Silver in the Cobalt mining camp occurs in carbonate-quartz-arsenide veins that crosscut Proterozoic metasediments, Archean metavolcanic rocks, and diabase sills. Pre-, syn-, and postore fluid inclusions are found in hydrothermal axinite, calcite, and quartz. Pre- and post- ore inclusions contain liquid + vapor + halite at room temperature and occur in assemblages of uniform phase ratios. These inclusions homogenize on the halite liquidus at 230 degrees to 250 degrees C, at pressures well above the liquid + vapor field. Secondary ion mass spectrometry (SIMS) analysis yields Ca/Na/K ratios of approximately 3:2:1, in agreement with microthermometry and qualitative SEM-EDS measurements. Although the fluid was originally in equilibrium with calcite, CO 2 in the fluid inclusions is below Raman microprobe detection levels.
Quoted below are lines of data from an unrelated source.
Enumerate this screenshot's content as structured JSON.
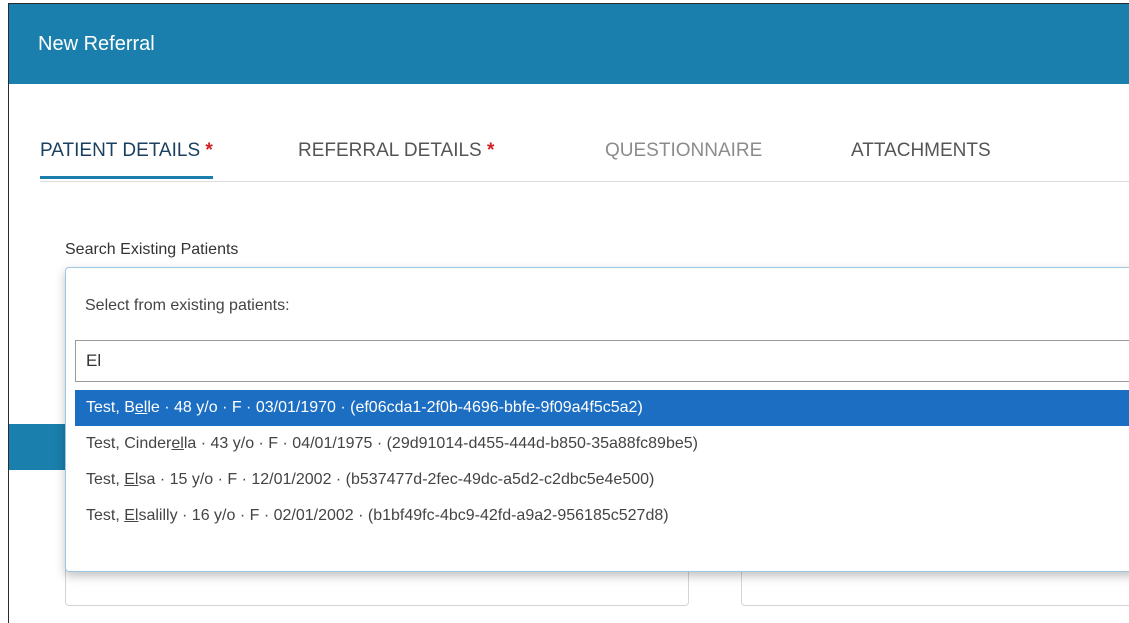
{
  "header": {
    "title": "New Referral"
  },
  "tabs": [
    {
      "label": "PATIENT DETAILS",
      "required_mark": "*"
    },
    {
      "label": "REFERRAL DETAILS",
      "required_mark": "*"
    },
    {
      "label": "QUESTIONNAIRE"
    },
    {
      "label": "ATTACHMENTS"
    }
  ],
  "search": {
    "label": "Search Existing Patients",
    "dropdown_header": "Select from existing patients:",
    "query": "El"
  },
  "results": [
    {
      "pre": "Test, B",
      "match": "el",
      "post": "le · 48 y/o · F · 03/01/1970 · (ef06cda1-2f0b-4696-bbfe-9f09a4f5c5a2)",
      "selected": true
    },
    {
      "pre": "Test, Cinder",
      "match": "el",
      "post": "la · 43 y/o · F · 04/01/1975 · (29d91014-d455-444d-b850-35a88fc89be5)",
      "selected": false
    },
    {
      "pre": "Test, ",
      "match": "El",
      "post": "sa · 15 y/o · F · 12/01/2002 · (b537477d-2fec-49dc-a5d2-c2dbc5e4e500)",
      "selected": false
    },
    {
      "pre": "Test, ",
      "match": "El",
      "post": "salilly · 16 y/o · F · 02/01/2002 · (b1bf49fc-4bc9-42fd-a9a2-956185c527d8)",
      "selected": false
    }
  ],
  "colors": {
    "header": "#1a7fad",
    "selected_row": "#1c6ec2",
    "required": "#d11f1f"
  }
}
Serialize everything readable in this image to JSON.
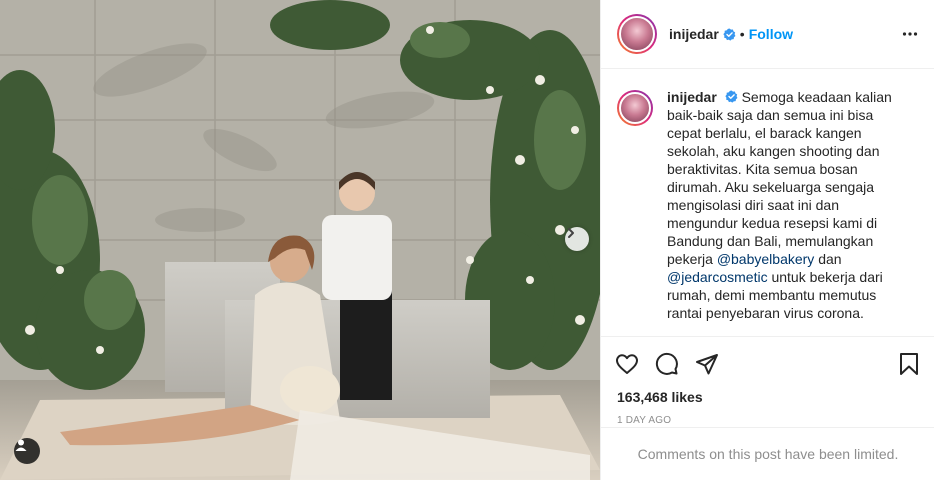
{
  "post": {
    "username": "inijedar",
    "follow_label": "Follow",
    "separator": "•",
    "caption_parts": {
      "p1": "Semoga keadaan kalian baik-baik saja dan semua ini bisa cepat berlalu, el barack kangen sekolah, aku kangen shooting dan beraktivitas. Kita semua bosan dirumah. Aku sekeluarga sengaja mengisolasi diri saat ini dan mengundur kedua resepsi kami di Bandung dan Bali, memulangkan pekerja ",
      "mention1": "@babyelbakery",
      "p2": " dan ",
      "mention2": "@jedarcosmetic",
      "p3": " untuk bekerja dari rumah, demi membantu memutus rantai penyebaran virus corona."
    },
    "likes": "163,468 likes",
    "time_ago": "1 DAY AGO",
    "comments_notice": "Comments on this post have been limited."
  },
  "icons": {
    "verified": "verified-badge-icon",
    "more": "more-options-icon",
    "like": "heart-icon",
    "comment": "comment-icon",
    "share": "share-icon",
    "save": "bookmark-icon",
    "next": "chevron-right-icon",
    "tag": "user-tag-icon"
  },
  "colors": {
    "accent": "#0095f6",
    "verified": "#3897f0",
    "secondary_text": "#8e8e8e",
    "mention": "#00376b"
  }
}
The inclusions, with a constant bulk composition of approximately 8 mole percent CaCl 2 , 5 mole percent NaCl 3 mole percent KCl, and 84 mole percent H 2 O, were trapped from a homogeneous (one-phase) vein fluid. Synore fluid inclusions consist of liquid + vapor at room temperature. Ice melts between -3 degrees and -26 degrees C, and the inclusions homogenize into the liquid over a limited range of temperatures. The intersection of fluid inclusion isochores with the stability bounds for the vein mineral assemblages indicates vein and ore formation between 290 degrees and 350 degrees C and 480 and 1,350 bars.Previous fluid inclusion studies of the Ag-transporting fluids at Cobalt have identified boiling as a major control on ore precipitation. This study presents fluid inclusion evidence from the Siscoe, Beaver-Temiskaming, and Hellens Eplett deposits that contradicts the interpretation of boiling. These data suggest that ore precipitation occurred when the highly saline, Ag-bearing, preore fluid mixed with a second, genetically unrelated, weakly saline fluid. Variable dilution upon mixing formed the synore fluid, decreasing the solubility of the Ag chloride complexes, resulting in precipitation of native silver.